Monday, June 4, 2007

Wal-Mart, Analyzed

IMHO, for many its critics (whether or not they are customers), Wal-Mart represents the final demise of, in effect, everything that was good about business, and the things that linked businesses and the public. It is the triumph of the bottom line and the "almighty dollar" over community relationships, public welfare and an equitable relationship between owners and employees.

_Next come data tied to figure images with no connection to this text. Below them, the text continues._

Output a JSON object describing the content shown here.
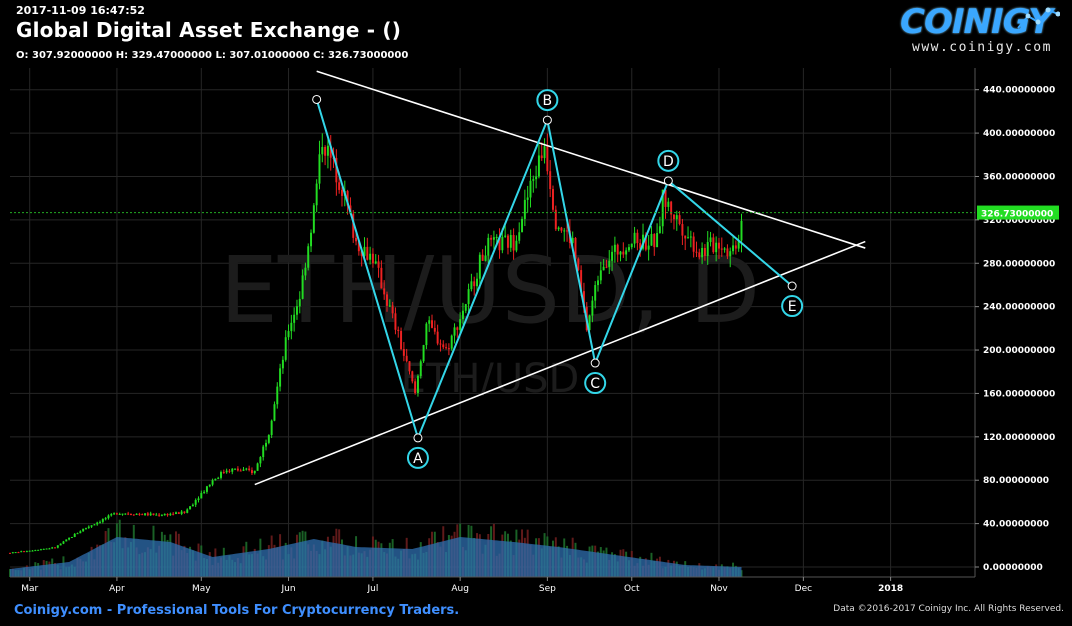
{
  "header": {
    "timestamp": "2017-11-09 16:47:52",
    "title": "Global Digital Asset Exchange -  ()",
    "ohlc": "O: 307.92000000 H: 329.47000000 L: 307.01000000 C: 326.73000000"
  },
  "brand": {
    "name": "COINIGY",
    "url": "www.coinigy.com"
  },
  "footer": {
    "left": "Coinigy.com - Professional Tools For Cryptocurrency Traders.",
    "right": "Data ©2016-2017 Coinigy Inc. All Rights Reserved."
  },
  "chart_data": {
    "type": "candlestick",
    "watermark_main": "ETH/USD, D",
    "watermark_sub": "ETH/USD",
    "y_ticks": [
      "0.00000000",
      "40.00000000",
      "80.00000000",
      "120.00000000",
      "160.00000000",
      "200.00000000",
      "240.00000000",
      "280.00000000",
      "320.00000000",
      "360.00000000",
      "400.00000000",
      "440.00000000"
    ],
    "y_range": [
      0,
      460
    ],
    "x_ticks": [
      "Mar",
      "Apr",
      "May",
      "Jun",
      "Jul",
      "Aug",
      "Sep",
      "Oct",
      "Nov",
      "Dec",
      "2018"
    ],
    "x_tick_dates": [
      "2017-03-01",
      "2017-04-01",
      "2017-05-01",
      "2017-06-01",
      "2017-07-01",
      "2017-08-01",
      "2017-09-01",
      "2017-10-01",
      "2017-11-01",
      "2017-12-01",
      "2018-01-01"
    ],
    "x_range": [
      "2017-02-22",
      "2018-01-31"
    ],
    "last_price_label": "326.73000000",
    "last_price": 326.73,
    "price_path": [
      [
        "2017-02-22",
        13
      ],
      [
        "2017-03-10",
        18
      ],
      [
        "2017-03-20",
        35
      ],
      [
        "2017-04-01",
        50
      ],
      [
        "2017-04-15",
        48
      ],
      [
        "2017-04-25",
        50
      ],
      [
        "2017-05-05",
        80
      ],
      [
        "2017-05-10",
        90
      ],
      [
        "2017-05-20",
        88
      ],
      [
        "2017-05-25",
        125
      ],
      [
        "2017-06-01",
        220
      ],
      [
        "2017-06-05",
        250
      ],
      [
        "2017-06-10",
        330
      ],
      [
        "2017-06-13",
        395
      ],
      [
        "2017-06-20",
        350
      ],
      [
        "2017-06-25",
        300
      ],
      [
        "2017-07-01",
        285
      ],
      [
        "2017-07-08",
        230
      ],
      [
        "2017-07-16",
        160
      ],
      [
        "2017-07-20",
        225
      ],
      [
        "2017-07-27",
        200
      ],
      [
        "2017-08-01",
        230
      ],
      [
        "2017-08-10",
        295
      ],
      [
        "2017-08-20",
        300
      ],
      [
        "2017-08-31",
        390
      ],
      [
        "2017-09-04",
        320
      ],
      [
        "2017-09-10",
        300
      ],
      [
        "2017-09-15",
        220
      ],
      [
        "2017-09-20",
        280
      ],
      [
        "2017-09-30",
        300
      ],
      [
        "2017-10-10",
        300
      ],
      [
        "2017-10-12",
        340
      ],
      [
        "2017-10-20",
        310
      ],
      [
        "2017-10-25",
        290
      ],
      [
        "2017-11-01",
        300
      ],
      [
        "2017-11-05",
        290
      ],
      [
        "2017-11-08",
        305
      ],
      [
        "2017-11-09",
        326
      ]
    ],
    "volume_profile": [
      [
        "2017-02-22",
        8
      ],
      [
        "2017-03-15",
        15
      ],
      [
        "2017-04-01",
        40
      ],
      [
        "2017-04-20",
        35
      ],
      [
        "2017-05-05",
        20
      ],
      [
        "2017-05-25",
        28
      ],
      [
        "2017-06-10",
        38
      ],
      [
        "2017-06-25",
        30
      ],
      [
        "2017-07-15",
        28
      ],
      [
        "2017-08-01",
        40
      ],
      [
        "2017-08-20",
        35
      ],
      [
        "2017-09-05",
        30
      ],
      [
        "2017-09-20",
        24
      ],
      [
        "2017-10-05",
        18
      ],
      [
        "2017-10-20",
        12
      ],
      [
        "2017-11-09",
        10
      ]
    ],
    "pattern_points": [
      {
        "label": "",
        "date": "2017-06-11",
        "price": 431
      },
      {
        "label": "A",
        "date": "2017-07-17",
        "price": 119
      },
      {
        "label": "B",
        "date": "2017-09-01",
        "price": 412
      },
      {
        "label": "C",
        "date": "2017-09-18",
        "price": 188
      },
      {
        "label": "D",
        "date": "2017-10-14",
        "price": 356
      },
      {
        "label": "E",
        "date": "2017-11-27",
        "price": 259
      }
    ],
    "trendlines": [
      {
        "name": "upper",
        "from": [
          "2017-06-11",
          457
        ],
        "to": [
          "2017-12-23",
          294
        ]
      },
      {
        "name": "lower",
        "from": [
          "2017-05-20",
          76
        ],
        "to": [
          "2017-12-23",
          300
        ]
      }
    ],
    "colors": {
      "up": "#22dd22",
      "down": "#ee2222",
      "volume_area": "#2f6fb0",
      "pattern": "#33d6e8",
      "trendline": "#ffffff",
      "grid": "#262626",
      "last_price_bg": "#22dd22"
    }
  }
}
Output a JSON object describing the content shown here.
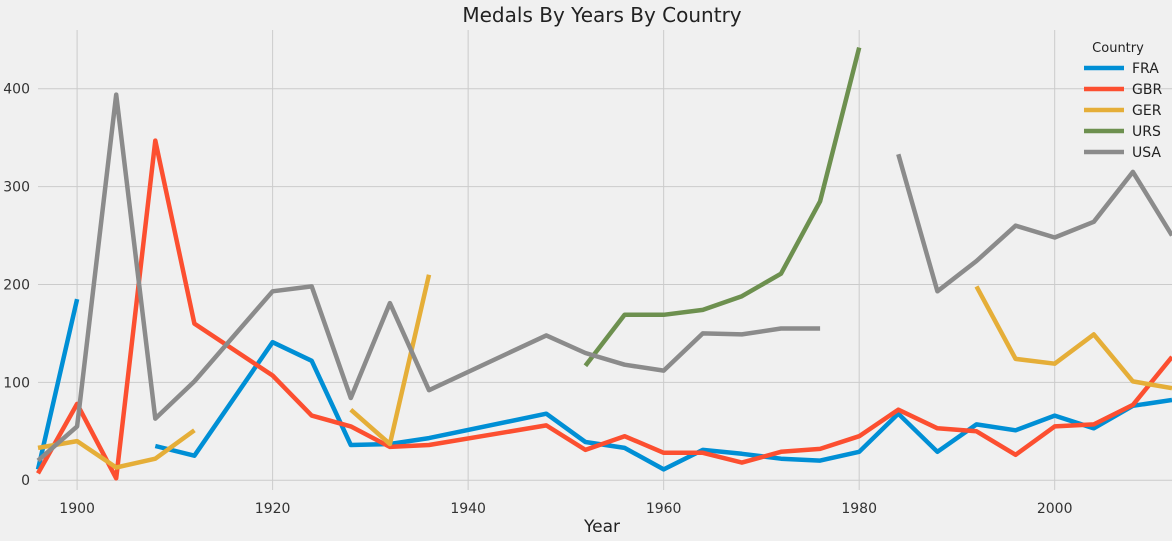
{
  "chart_data": {
    "type": "line",
    "title": "Medals By Years By Country",
    "xlabel": "Year",
    "ylabel": "",
    "xlim": [
      1896,
      2012
    ],
    "ylim": [
      -10,
      460
    ],
    "xticks": [
      1900,
      1920,
      1940,
      1960,
      1980,
      2000
    ],
    "yticks": [
      0,
      100,
      200,
      300,
      400
    ],
    "grid": true,
    "legend": {
      "title": "Country",
      "placement": "top-right"
    },
    "series": [
      {
        "name": "FRA",
        "color": "#008fd5",
        "points": [
          [
            1896,
            11
          ],
          [
            1900,
            185
          ],
          null,
          [
            1908,
            35
          ],
          [
            1912,
            25
          ],
          [
            1920,
            141
          ],
          [
            1924,
            122
          ],
          [
            1928,
            36
          ],
          [
            1932,
            37
          ],
          [
            1936,
            43
          ],
          [
            1948,
            68
          ],
          [
            1952,
            39
          ],
          [
            1956,
            33
          ],
          [
            1960,
            11
          ],
          [
            1964,
            31
          ],
          [
            1968,
            27
          ],
          [
            1972,
            22
          ],
          [
            1976,
            20
          ],
          [
            1980,
            29
          ],
          [
            1984,
            68
          ],
          [
            1988,
            29
          ],
          [
            1992,
            57
          ],
          [
            1996,
            51
          ],
          [
            2000,
            66
          ],
          [
            2004,
            53
          ],
          [
            2008,
            76
          ],
          [
            2012,
            82
          ]
        ]
      },
      {
        "name": "GBR",
        "color": "#fc4f30",
        "points": [
          [
            1896,
            7
          ],
          [
            1900,
            78
          ],
          [
            1904,
            2
          ],
          [
            1908,
            347
          ],
          [
            1912,
            160
          ],
          [
            1920,
            107
          ],
          [
            1924,
            66
          ],
          [
            1928,
            55
          ],
          [
            1932,
            34
          ],
          [
            1936,
            36
          ],
          [
            1948,
            56
          ],
          [
            1952,
            31
          ],
          [
            1956,
            45
          ],
          [
            1960,
            28
          ],
          [
            1964,
            28
          ],
          [
            1968,
            18
          ],
          [
            1972,
            29
          ],
          [
            1976,
            32
          ],
          [
            1980,
            45
          ],
          [
            1984,
            72
          ],
          [
            1988,
            53
          ],
          [
            1992,
            50
          ],
          [
            1996,
            26
          ],
          [
            2000,
            55
          ],
          [
            2004,
            57
          ],
          [
            2008,
            77
          ],
          [
            2012,
            126
          ]
        ]
      },
      {
        "name": "GER",
        "color": "#e5ae38",
        "points": [
          [
            1896,
            33
          ],
          [
            1900,
            40
          ],
          [
            1904,
            13
          ],
          [
            1908,
            22
          ],
          [
            1912,
            51
          ],
          null,
          [
            1928,
            72
          ],
          [
            1932,
            37
          ],
          [
            1936,
            210
          ],
          null,
          [
            1992,
            198
          ],
          [
            1996,
            124
          ],
          [
            2000,
            119
          ],
          [
            2004,
            149
          ],
          [
            2008,
            101
          ],
          [
            2012,
            94
          ]
        ]
      },
      {
        "name": "URS",
        "color": "#6d904f",
        "points": [
          [
            1952,
            117
          ],
          [
            1956,
            169
          ],
          [
            1960,
            169
          ],
          [
            1964,
            174
          ],
          [
            1968,
            188
          ],
          [
            1972,
            211
          ],
          [
            1976,
            285
          ],
          [
            1980,
            442
          ]
        ]
      },
      {
        "name": "USA",
        "color": "#8b8b8b",
        "points": [
          [
            1896,
            20
          ],
          [
            1900,
            55
          ],
          [
            1904,
            394
          ],
          [
            1908,
            63
          ],
          [
            1912,
            101
          ],
          [
            1920,
            193
          ],
          [
            1924,
            198
          ],
          [
            1928,
            84
          ],
          [
            1932,
            181
          ],
          [
            1936,
            92
          ],
          [
            1948,
            148
          ],
          [
            1952,
            130
          ],
          [
            1956,
            118
          ],
          [
            1960,
            112
          ],
          [
            1964,
            150
          ],
          [
            1968,
            149
          ],
          [
            1972,
            155
          ],
          [
            1976,
            155
          ],
          null,
          [
            1984,
            333
          ],
          [
            1988,
            193
          ],
          [
            1992,
            224
          ],
          [
            1996,
            260
          ],
          [
            2000,
            248
          ],
          [
            2004,
            264
          ],
          [
            2008,
            315
          ],
          [
            2012,
            250
          ]
        ]
      }
    ]
  }
}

But perhaps the reason why Wal-Mart is so threatening is that we, as the overall buying public, are direct partners in the company's actions. When people buy stock in Wal-Mart, to critics they are proclaiming that vast, impersonal enterprises that have money to share are preferable to smaller, community-oriented businesses that can't generate the same margins. When Wal-Mart drives the local mom and pop stores out of business, it's because Mom and Pop's customers decided that they valued 10% off on dish soap more than they valued the community connection that Mom and Pop's store represented. For many people, Wal-Mart's success is predicated on the fact that we feel both inaffluent and unable to turn to others in case of emergency, and thus have to sacrifice these other things that we claim are important, in order to hoard as much money as we can.

Therefore, Wal-Mart comes to represent a sense of poverty and isolation on both an individual and community level. And who wants that specter looming over them?